Does the use of a printer mean its product is a print, a printout, or something else? Of course, the answer depends on definitions: In other words, What is a painting? This fine exhibition insouciantly suggests a painting is not what we are used to, not what we expect, but rather, whatever we can get away with. [Daniel Kunitz on What is Painting]
Much less than the sum of its parts, “What Is Painting?”—despite a provocative title shared with a John Baldessari piece—is an exhibition conceptualized, if not actually curated, by committee. It offends no one (because it takes no risks), squanders the museum’s deep and rich catalog (because it cherry-picks to illustrate not the best contemporary painting but contrived ideas about painting), and most egregiously apes curatorial models developed by other, younger institutions with a fraction of MOMA’s artistic, financial, and authorial acumen….

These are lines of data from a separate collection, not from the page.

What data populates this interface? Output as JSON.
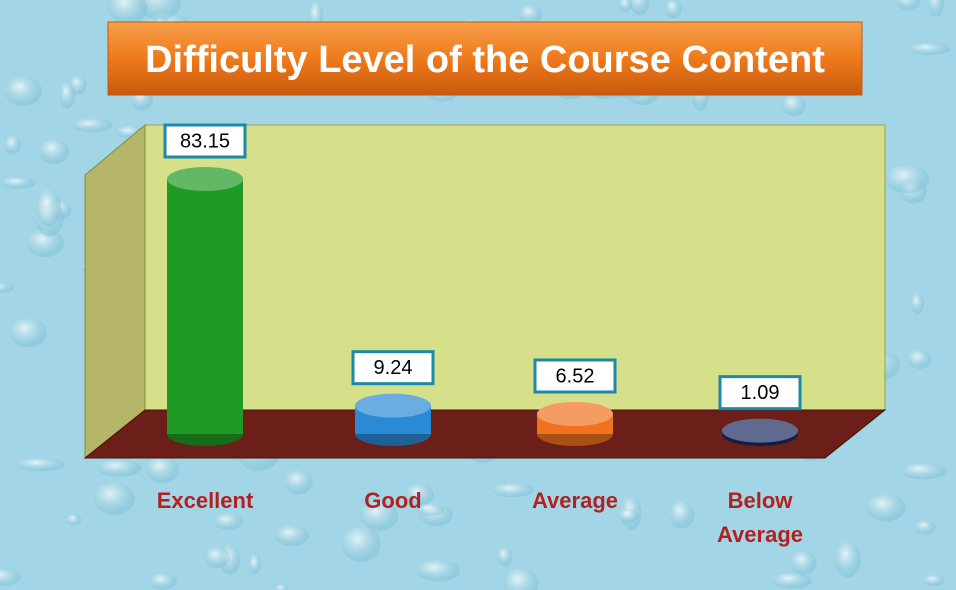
{
  "chart_data": {
    "type": "bar3d",
    "title": "Difficulty Level of the Course Content",
    "categories": [
      "Excellent",
      "Good",
      "Average",
      "Below Average"
    ],
    "values": [
      83.15,
      9.24,
      6.52,
      1.09
    ],
    "colors": [
      "#1f9a22",
      "#2b8ad6",
      "#f0721e",
      "#1b2a5e"
    ]
  }
}
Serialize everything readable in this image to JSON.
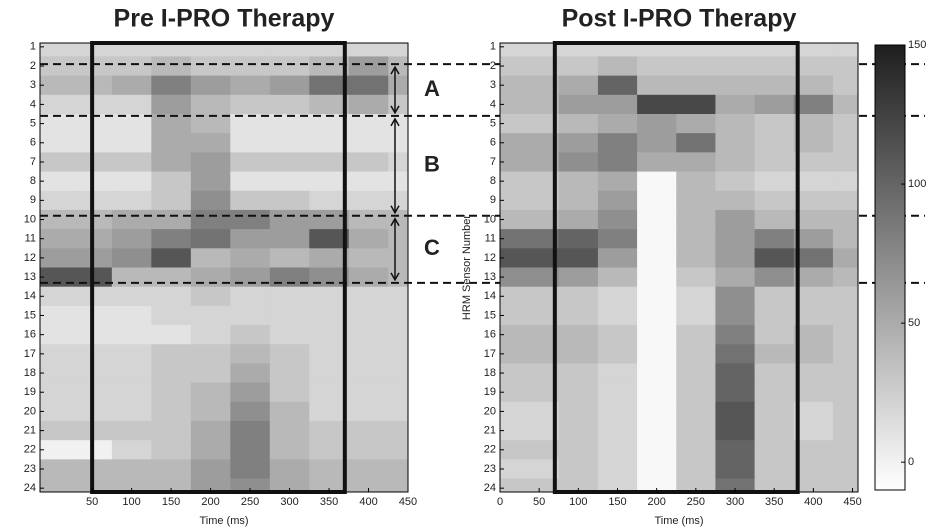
{
  "chart_data": [
    {
      "type": "heatmap",
      "title": "Pre I-PRO Therapy",
      "xlabel": "Time (ms)",
      "x": [
        0,
        50,
        100,
        150,
        200,
        250,
        300,
        350,
        400,
        450
      ],
      "y": [
        1,
        2,
        3,
        4,
        5,
        6,
        7,
        8,
        9,
        10,
        11,
        12,
        13,
        14,
        15,
        16,
        17,
        18,
        19,
        20,
        21,
        22,
        23,
        24
      ],
      "z": [
        [
          20,
          20,
          20,
          20,
          20,
          20,
          20,
          20,
          20,
          20
        ],
        [
          30,
          30,
          30,
          40,
          30,
          30,
          30,
          40,
          60,
          40
        ],
        [
          40,
          40,
          50,
          80,
          60,
          50,
          60,
          90,
          90,
          50
        ],
        [
          20,
          20,
          20,
          60,
          40,
          30,
          30,
          40,
          50,
          30
        ],
        [
          10,
          10,
          10,
          50,
          40,
          10,
          10,
          10,
          10,
          10
        ],
        [
          10,
          10,
          10,
          50,
          50,
          10,
          10,
          10,
          10,
          10
        ],
        [
          30,
          30,
          30,
          50,
          60,
          30,
          30,
          30,
          30,
          20
        ],
        [
          10,
          10,
          10,
          30,
          60,
          10,
          10,
          10,
          10,
          10
        ],
        [
          20,
          20,
          20,
          30,
          70,
          30,
          30,
          20,
          20,
          20
        ],
        [
          40,
          40,
          50,
          50,
          80,
          80,
          60,
          60,
          40,
          40
        ],
        [
          50,
          50,
          60,
          80,
          90,
          60,
          60,
          110,
          50,
          40
        ],
        [
          60,
          60,
          70,
          110,
          40,
          50,
          40,
          50,
          40,
          40
        ],
        [
          110,
          110,
          40,
          40,
          50,
          60,
          80,
          70,
          50,
          40
        ],
        [
          20,
          20,
          20,
          20,
          30,
          20,
          20,
          20,
          20,
          20
        ],
        [
          10,
          10,
          10,
          20,
          20,
          20,
          20,
          20,
          20,
          20
        ],
        [
          10,
          10,
          10,
          10,
          20,
          30,
          20,
          20,
          20,
          20
        ],
        [
          20,
          20,
          20,
          30,
          30,
          40,
          30,
          20,
          20,
          20
        ],
        [
          20,
          20,
          20,
          30,
          30,
          50,
          30,
          20,
          20,
          20
        ],
        [
          20,
          20,
          20,
          30,
          40,
          60,
          30,
          20,
          20,
          20
        ],
        [
          20,
          20,
          20,
          30,
          40,
          70,
          40,
          20,
          20,
          20
        ],
        [
          30,
          30,
          30,
          30,
          50,
          80,
          40,
          30,
          30,
          30
        ],
        [
          0,
          0,
          20,
          30,
          50,
          80,
          40,
          30,
          30,
          30
        ],
        [
          40,
          40,
          40,
          40,
          60,
          80,
          50,
          40,
          40,
          40
        ],
        [
          40,
          40,
          40,
          40,
          60,
          70,
          50,
          40,
          40,
          40
        ]
      ],
      "xlim": [
        -16,
        450
      ],
      "xticks": [
        50,
        100,
        150,
        200,
        250,
        300,
        350,
        400,
        450
      ],
      "ylim": [
        24.2,
        0.8
      ],
      "yticks": [
        1,
        2,
        3,
        4,
        5,
        6,
        7,
        8,
        9,
        10,
        11,
        12,
        13,
        14,
        15,
        16,
        17,
        18,
        19,
        20,
        21,
        22,
        23,
        24
      ],
      "box": [
        50,
        370
      ],
      "hlines": [
        1.9,
        4.6,
        9.8,
        13.3
      ],
      "brackets": [
        {
          "label": "A",
          "range": [
            1.9,
            4.6
          ]
        },
        {
          "label": "B",
          "range": [
            4.6,
            9.8
          ]
        },
        {
          "label": "C",
          "range": [
            9.8,
            13.3
          ]
        }
      ]
    },
    {
      "type": "heatmap",
      "title": "Post I-PRO Therapy",
      "xlabel": "Time (ms)",
      "ylabel": "HRM Sensor Number",
      "x": [
        0,
        50,
        100,
        150,
        200,
        250,
        300,
        350,
        400,
        450
      ],
      "y": [
        1,
        2,
        3,
        4,
        5,
        6,
        7,
        8,
        9,
        10,
        11,
        12,
        13,
        14,
        15,
        16,
        17,
        18,
        19,
        20,
        21,
        22,
        23,
        24
      ],
      "z": [
        [
          20,
          20,
          20,
          20,
          20,
          20,
          20,
          20,
          20,
          20
        ],
        [
          30,
          30,
          30,
          40,
          30,
          30,
          30,
          30,
          30,
          30
        ],
        [
          40,
          40,
          50,
          100,
          40,
          40,
          40,
          40,
          40,
          30
        ],
        [
          40,
          40,
          60,
          60,
          120,
          120,
          50,
          60,
          80,
          40
        ],
        [
          30,
          30,
          40,
          50,
          60,
          50,
          40,
          30,
          40,
          30
        ],
        [
          50,
          50,
          60,
          80,
          60,
          90,
          40,
          30,
          40,
          30
        ],
        [
          50,
          50,
          70,
          80,
          50,
          50,
          40,
          30,
          30,
          30
        ],
        [
          30,
          30,
          40,
          50,
          -5,
          40,
          30,
          20,
          20,
          20
        ],
        [
          30,
          30,
          40,
          60,
          -5,
          40,
          40,
          30,
          30,
          30
        ],
        [
          40,
          40,
          50,
          70,
          -5,
          40,
          60,
          40,
          40,
          40
        ],
        [
          90,
          90,
          100,
          80,
          -5,
          40,
          60,
          80,
          60,
          40
        ],
        [
          110,
          110,
          110,
          60,
          -5,
          40,
          60,
          110,
          90,
          50
        ],
        [
          70,
          70,
          60,
          40,
          -5,
          30,
          50,
          70,
          50,
          40
        ],
        [
          30,
          30,
          30,
          20,
          -5,
          20,
          70,
          30,
          30,
          30
        ],
        [
          30,
          30,
          30,
          20,
          -5,
          20,
          70,
          30,
          30,
          30
        ],
        [
          40,
          40,
          40,
          30,
          -5,
          30,
          80,
          30,
          40,
          30
        ],
        [
          40,
          40,
          40,
          30,
          -5,
          30,
          90,
          40,
          40,
          30
        ],
        [
          30,
          30,
          30,
          20,
          -5,
          30,
          100,
          30,
          30,
          30
        ],
        [
          30,
          30,
          30,
          20,
          -5,
          30,
          100,
          30,
          30,
          30
        ],
        [
          20,
          20,
          30,
          20,
          -5,
          30,
          110,
          30,
          20,
          30
        ],
        [
          20,
          20,
          30,
          20,
          -5,
          30,
          110,
          30,
          20,
          30
        ],
        [
          30,
          30,
          30,
          20,
          -5,
          30,
          100,
          30,
          30,
          30
        ],
        [
          20,
          20,
          30,
          20,
          -5,
          30,
          100,
          30,
          30,
          30
        ],
        [
          30,
          30,
          30,
          20,
          -5,
          30,
          90,
          30,
          30,
          30
        ]
      ],
      "xlim": [
        0,
        457
      ],
      "xticks": [
        0,
        50,
        100,
        150,
        200,
        250,
        300,
        350,
        400,
        450
      ],
      "ylim": [
        24.2,
        0.8
      ],
      "yticks": [
        1,
        2,
        3,
        4,
        5,
        6,
        7,
        8,
        9,
        10,
        11,
        12,
        13,
        14,
        15,
        16,
        17,
        18,
        19,
        20,
        21,
        22,
        23,
        24
      ],
      "box": [
        70,
        380
      ],
      "colorbar": {
        "lim": [
          -10,
          150
        ],
        "ticks": [
          0,
          50,
          100,
          150
        ]
      }
    }
  ]
}
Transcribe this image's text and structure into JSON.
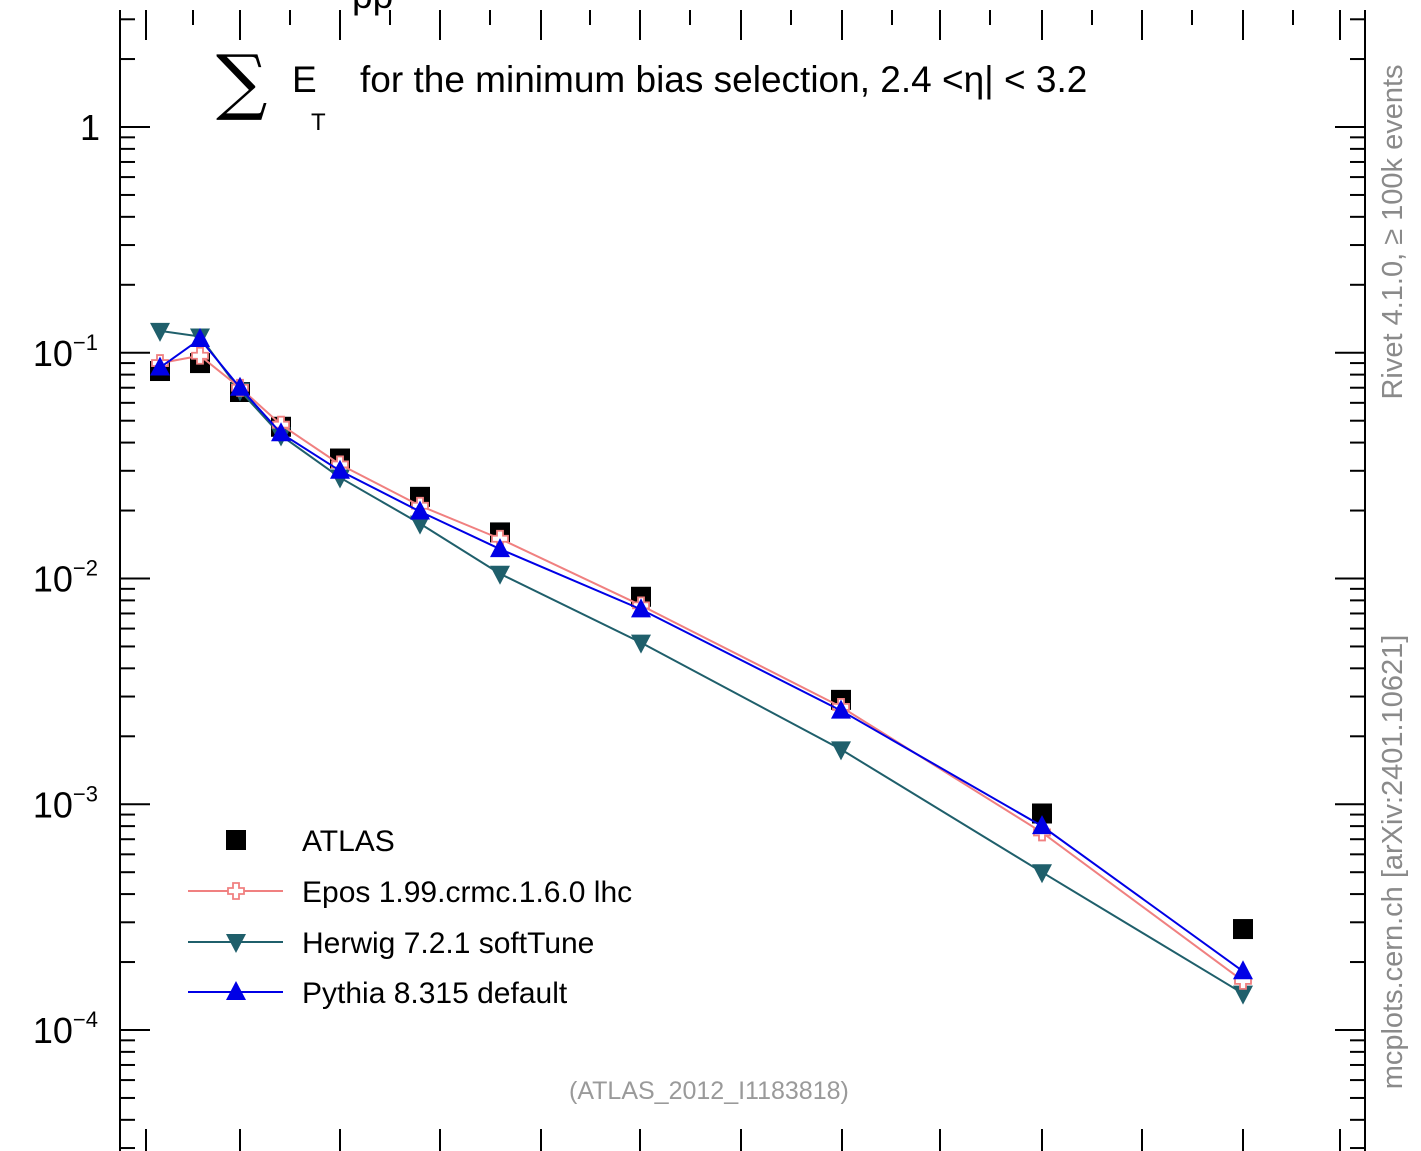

Since the 2000 exhibition “Modern Starts”—the museum’s last show before closing its flagship 53rd Street space for renovations—MOMA has desperately attempted to imitate the success of other powerful institutions, most notably London’s Tate Modern. “Modern Starts,” in fact, was a direct forgery of Tate’s handling of its own meager permanent collection. Whatever the actual drawbacks, it laid down the conceptual flagstones upon which “What Is Painting?” now clumsily trods. The new rules—insofar as they apply to temporary exhibitions (though, thankfully, not to MOMA’s bread-and- butter permanent displays of isms: Impressionism, Cubism, Surrealism, Dadaism, Abstract Expressionism)—are, like pig Latin, coded and yet childishly simple. No history but historicity. No to verifiable associations or influences shared by distinct pieces; Yes to trendy postmodern juxtapositions. And ideals of curatorial authority need not apply. [Christian Viveros-Faune on What is Painting?]